1. Field of the Invention
The present invention relates to an over-filled scanner (OFS) type optical scanning apparatus and an image forming apparatus using the same. More specifically, the present invention facilitates image forming apparatuses in which a light beam (laser beam) emitted from a light source device is reflected and deflected with a rotating polygon mirror serving as a light deflector, and a surface to be scanned is scanned with the light beam through an imaging optical system so as to record image information. Such image forming apparatuses are, for example, laser beam printers, digital photocopiers, and multifunctional printers that have an electro-photographic process.
2. Description of the Related Art
An optical scanning apparatus is commonly used as a scanning optical system for laser beam printers, digital photocopiers, multifunctional printers, and so on. Recently, with the spread of these apparatuses, the demand for higher definition and higher speed has been increased.
An over-filled optical system (hereinafter referred to as OFS) meets the two demands, to increase the definition and to increase the speed. The OFS is characterized in that the number of deflecting surfaces of a rotating polygon mirror can be increased without increasing the size of the rotating polygon mirror. If a multi-beam light source that emits M light beams is used as a laser light source (light source device), the speed can be increased M-fold.
When the number of surfaces of the rotating polygon mirror is N, the effective scanning width on a surface to be scanned is W, the focal length of the imaging optical system is f, and the scanning efficiency is duty, there is the following relationship among N, W, f, and duty:f=WN/(4π·duty)According to the above relational expression, the focal length f is proportional to the number of surfaces of the rotating polygon mirror N. Therefore, increasing the number of surfaces causes the optical system to be large.
To solve this problem, various optical scanning apparatuses have been discussed.

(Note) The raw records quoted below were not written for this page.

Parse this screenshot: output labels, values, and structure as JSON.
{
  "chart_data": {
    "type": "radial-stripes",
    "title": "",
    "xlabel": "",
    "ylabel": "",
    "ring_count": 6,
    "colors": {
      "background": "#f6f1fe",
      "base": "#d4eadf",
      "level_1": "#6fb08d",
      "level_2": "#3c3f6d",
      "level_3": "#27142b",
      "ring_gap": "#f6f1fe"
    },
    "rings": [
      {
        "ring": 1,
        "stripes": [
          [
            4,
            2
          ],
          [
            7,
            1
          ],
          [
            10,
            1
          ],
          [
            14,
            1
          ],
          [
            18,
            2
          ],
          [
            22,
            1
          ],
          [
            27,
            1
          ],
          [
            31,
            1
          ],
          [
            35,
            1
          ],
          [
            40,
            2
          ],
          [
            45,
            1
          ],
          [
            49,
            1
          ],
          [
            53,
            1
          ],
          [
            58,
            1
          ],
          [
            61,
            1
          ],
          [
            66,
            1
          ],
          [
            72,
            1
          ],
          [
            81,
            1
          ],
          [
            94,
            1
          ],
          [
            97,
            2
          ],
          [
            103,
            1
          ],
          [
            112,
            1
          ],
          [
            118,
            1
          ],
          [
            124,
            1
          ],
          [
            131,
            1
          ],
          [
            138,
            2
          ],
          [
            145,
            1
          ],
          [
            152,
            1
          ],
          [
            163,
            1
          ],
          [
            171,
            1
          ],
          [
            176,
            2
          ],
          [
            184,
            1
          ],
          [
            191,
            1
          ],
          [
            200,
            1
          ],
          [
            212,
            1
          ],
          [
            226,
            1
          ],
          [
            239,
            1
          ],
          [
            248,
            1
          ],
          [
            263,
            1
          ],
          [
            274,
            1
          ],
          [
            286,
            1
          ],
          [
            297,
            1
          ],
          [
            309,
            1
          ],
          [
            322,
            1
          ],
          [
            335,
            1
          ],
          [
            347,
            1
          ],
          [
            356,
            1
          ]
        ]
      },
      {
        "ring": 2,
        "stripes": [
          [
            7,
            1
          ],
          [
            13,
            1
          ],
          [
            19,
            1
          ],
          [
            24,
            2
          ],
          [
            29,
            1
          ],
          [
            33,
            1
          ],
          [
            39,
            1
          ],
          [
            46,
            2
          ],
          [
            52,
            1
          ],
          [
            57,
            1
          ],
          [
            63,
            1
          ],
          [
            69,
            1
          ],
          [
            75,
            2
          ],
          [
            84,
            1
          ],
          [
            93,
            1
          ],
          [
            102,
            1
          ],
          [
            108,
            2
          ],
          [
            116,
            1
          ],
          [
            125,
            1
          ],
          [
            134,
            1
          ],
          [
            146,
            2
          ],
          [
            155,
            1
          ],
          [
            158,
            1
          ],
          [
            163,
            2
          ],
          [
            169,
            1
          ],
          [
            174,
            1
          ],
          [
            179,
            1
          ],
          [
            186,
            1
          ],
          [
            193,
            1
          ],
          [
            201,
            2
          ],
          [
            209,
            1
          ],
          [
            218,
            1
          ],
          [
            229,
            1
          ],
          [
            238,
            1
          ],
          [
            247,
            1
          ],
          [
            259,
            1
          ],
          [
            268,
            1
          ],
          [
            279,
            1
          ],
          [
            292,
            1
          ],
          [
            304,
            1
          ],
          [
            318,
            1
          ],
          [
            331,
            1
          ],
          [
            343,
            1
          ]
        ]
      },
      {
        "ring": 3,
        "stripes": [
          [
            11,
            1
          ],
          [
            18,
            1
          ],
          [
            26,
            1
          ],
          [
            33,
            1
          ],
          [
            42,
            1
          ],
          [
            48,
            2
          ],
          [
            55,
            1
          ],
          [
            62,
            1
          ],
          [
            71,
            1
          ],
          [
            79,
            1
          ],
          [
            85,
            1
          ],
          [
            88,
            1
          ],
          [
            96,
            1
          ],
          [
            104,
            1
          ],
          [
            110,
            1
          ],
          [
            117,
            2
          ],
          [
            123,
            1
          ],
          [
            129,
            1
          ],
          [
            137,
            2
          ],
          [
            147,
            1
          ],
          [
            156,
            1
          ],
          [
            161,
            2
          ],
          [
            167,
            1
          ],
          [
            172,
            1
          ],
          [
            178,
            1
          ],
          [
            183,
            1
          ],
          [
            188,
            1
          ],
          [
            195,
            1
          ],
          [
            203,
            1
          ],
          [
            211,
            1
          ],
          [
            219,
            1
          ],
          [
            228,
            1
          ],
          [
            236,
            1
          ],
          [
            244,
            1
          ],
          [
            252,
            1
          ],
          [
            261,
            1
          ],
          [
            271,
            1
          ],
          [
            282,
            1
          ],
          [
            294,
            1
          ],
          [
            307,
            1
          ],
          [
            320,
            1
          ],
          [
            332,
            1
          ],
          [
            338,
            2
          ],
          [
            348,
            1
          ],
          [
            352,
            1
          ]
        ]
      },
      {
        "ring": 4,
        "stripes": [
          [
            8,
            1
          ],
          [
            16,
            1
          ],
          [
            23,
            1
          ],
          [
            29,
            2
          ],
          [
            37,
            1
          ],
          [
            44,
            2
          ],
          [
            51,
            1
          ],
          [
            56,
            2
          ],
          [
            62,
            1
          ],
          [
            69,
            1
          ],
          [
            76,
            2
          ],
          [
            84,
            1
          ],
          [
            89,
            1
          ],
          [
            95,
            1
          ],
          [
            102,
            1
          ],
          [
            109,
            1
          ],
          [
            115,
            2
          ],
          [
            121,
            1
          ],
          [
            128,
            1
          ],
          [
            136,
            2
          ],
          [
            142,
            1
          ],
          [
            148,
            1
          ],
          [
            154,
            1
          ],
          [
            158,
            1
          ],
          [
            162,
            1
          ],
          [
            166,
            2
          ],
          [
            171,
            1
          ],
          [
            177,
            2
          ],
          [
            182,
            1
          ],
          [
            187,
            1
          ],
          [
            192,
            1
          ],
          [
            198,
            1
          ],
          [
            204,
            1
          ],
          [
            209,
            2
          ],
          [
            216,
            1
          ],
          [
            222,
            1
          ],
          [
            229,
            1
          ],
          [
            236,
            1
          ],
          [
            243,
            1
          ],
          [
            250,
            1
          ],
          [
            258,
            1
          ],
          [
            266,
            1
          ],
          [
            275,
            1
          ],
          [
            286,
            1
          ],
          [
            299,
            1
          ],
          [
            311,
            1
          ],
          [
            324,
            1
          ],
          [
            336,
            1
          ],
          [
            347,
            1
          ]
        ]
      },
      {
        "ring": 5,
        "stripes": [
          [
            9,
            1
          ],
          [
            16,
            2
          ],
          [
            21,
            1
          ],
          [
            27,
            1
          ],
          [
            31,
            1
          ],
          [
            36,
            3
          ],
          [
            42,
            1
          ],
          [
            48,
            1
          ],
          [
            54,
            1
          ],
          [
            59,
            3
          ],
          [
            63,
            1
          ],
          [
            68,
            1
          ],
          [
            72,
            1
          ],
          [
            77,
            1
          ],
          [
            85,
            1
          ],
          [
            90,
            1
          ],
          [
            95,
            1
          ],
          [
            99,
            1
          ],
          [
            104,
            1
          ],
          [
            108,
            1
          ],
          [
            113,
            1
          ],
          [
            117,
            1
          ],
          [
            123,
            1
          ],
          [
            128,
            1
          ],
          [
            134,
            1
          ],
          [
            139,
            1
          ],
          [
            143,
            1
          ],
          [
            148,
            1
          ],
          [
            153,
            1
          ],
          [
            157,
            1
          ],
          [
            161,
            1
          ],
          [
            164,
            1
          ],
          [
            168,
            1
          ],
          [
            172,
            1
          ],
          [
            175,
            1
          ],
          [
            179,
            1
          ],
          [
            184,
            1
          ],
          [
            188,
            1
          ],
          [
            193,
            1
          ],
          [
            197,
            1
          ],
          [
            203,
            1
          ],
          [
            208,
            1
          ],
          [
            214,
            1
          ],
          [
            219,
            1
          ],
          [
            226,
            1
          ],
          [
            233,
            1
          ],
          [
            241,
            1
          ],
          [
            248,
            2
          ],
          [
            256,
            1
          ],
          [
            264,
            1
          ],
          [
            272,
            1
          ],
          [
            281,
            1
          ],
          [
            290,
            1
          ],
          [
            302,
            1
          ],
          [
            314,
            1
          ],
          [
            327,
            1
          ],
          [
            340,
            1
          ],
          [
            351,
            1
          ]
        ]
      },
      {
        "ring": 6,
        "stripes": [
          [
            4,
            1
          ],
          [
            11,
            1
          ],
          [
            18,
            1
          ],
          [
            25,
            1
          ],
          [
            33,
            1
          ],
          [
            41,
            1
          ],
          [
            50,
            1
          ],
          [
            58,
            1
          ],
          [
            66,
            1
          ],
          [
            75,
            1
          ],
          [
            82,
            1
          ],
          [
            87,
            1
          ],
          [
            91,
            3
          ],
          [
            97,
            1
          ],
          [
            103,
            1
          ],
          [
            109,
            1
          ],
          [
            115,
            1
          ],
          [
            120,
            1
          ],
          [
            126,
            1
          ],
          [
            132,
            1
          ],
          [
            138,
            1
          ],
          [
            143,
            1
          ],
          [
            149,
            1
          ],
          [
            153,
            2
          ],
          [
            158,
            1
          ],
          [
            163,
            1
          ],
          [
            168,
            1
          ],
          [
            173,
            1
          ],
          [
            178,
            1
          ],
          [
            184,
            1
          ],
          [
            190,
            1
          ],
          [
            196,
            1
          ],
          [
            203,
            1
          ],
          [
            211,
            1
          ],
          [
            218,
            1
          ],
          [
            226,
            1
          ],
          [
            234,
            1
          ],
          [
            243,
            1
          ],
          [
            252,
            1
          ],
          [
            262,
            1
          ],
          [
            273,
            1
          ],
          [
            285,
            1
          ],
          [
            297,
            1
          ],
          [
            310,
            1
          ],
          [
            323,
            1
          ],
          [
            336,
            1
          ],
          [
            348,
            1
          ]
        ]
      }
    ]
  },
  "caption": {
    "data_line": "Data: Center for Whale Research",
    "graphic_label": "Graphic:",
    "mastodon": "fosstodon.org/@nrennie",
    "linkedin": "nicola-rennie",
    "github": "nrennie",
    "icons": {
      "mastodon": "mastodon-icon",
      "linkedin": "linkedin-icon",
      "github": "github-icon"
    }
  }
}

An optical scanning apparatus discussed in Japanese Patent Laid-Open No. 2000-267030 (Patent Document 1) is reduced in size because, in the OFS, a converging light beam is incident on the rotating polygon mirror, and imaging is performed at a distance smaller than the focal length of the imaging optical system. Specifically, in the case of a scanning optical system that scans the width in the direction of the short side of A3 size paper (document), whose effective scanning width is 297 mm, when the number of surfaces of the rotating polygon mirror is 12 and the scanning angle is 25.6 degrees, the distance from the deflecting surface to the surface to be scanned is reduced from 437 mm to 305 mm, that is to say, to 68% by causing a converging light beam to be incident on the deflecting surface. In addition, the apparatus of Patent Document 1 is reduced in size by facilitating a tolerance of the fθ performance error up to 0.5% and sacrificing the print-position accuracy in the main scanning direction.
In an optical scanning apparatus discussed in Japanese Patent Laid-Open No. 11-183837 (Patent Document 2), a pair of angled mirrors are disposed between the rotating polygon mirror and the surface to be scanned, and the optical path is folded in the sub-scanning direction, thereby reducing the actual optical-path length to a half of the developed optical-path length.
The optical scanning apparatus of Patent Document 1 has the following problem. Since a converging light beam is incident on the rotating polygon mirror, convergent jitter occurs. In addition, in principle, reduction in the optical-path length causes deterioration in optical performance.
The optical scanning apparatus of Patent Document 2 has the following problem. Since the optical path is folded in the direction of the height of the apparatus, the actual height in the sub-scanning direction increases. In addition, the whole apparatus is complicated (high-cost) due to the increased number of mirror parts.
The OFS is characterized in that the number of surfaces of the rotating polygon mirror can be increased with the size (diameter) of the rotating polygon mirror kept small. In addition, although the diameter is small, the OFS facilitates narrowing down the spot diameter in the main scanning direction because the diameter of the deflected light beam is determined by the width of the deflecting surface (reflecting surface). In the OFS, the number of surfaces has been set to 12 in order to make full use of the characteristics of the multifaceted OFS. In the conventional UFS (under-filled optical system), it can be difficult to set the number of surfaces to 12. However, since the focal length f is proportional to the number N of surfaces as illustrated in the above relational expression, it is inevitable that the apparatus is increased in size. However, if the number of surfaces is reduced, a notable reduction in the diameter of the rotating polygon mirror makes it difficult to manufacture the rotating polygon mirror.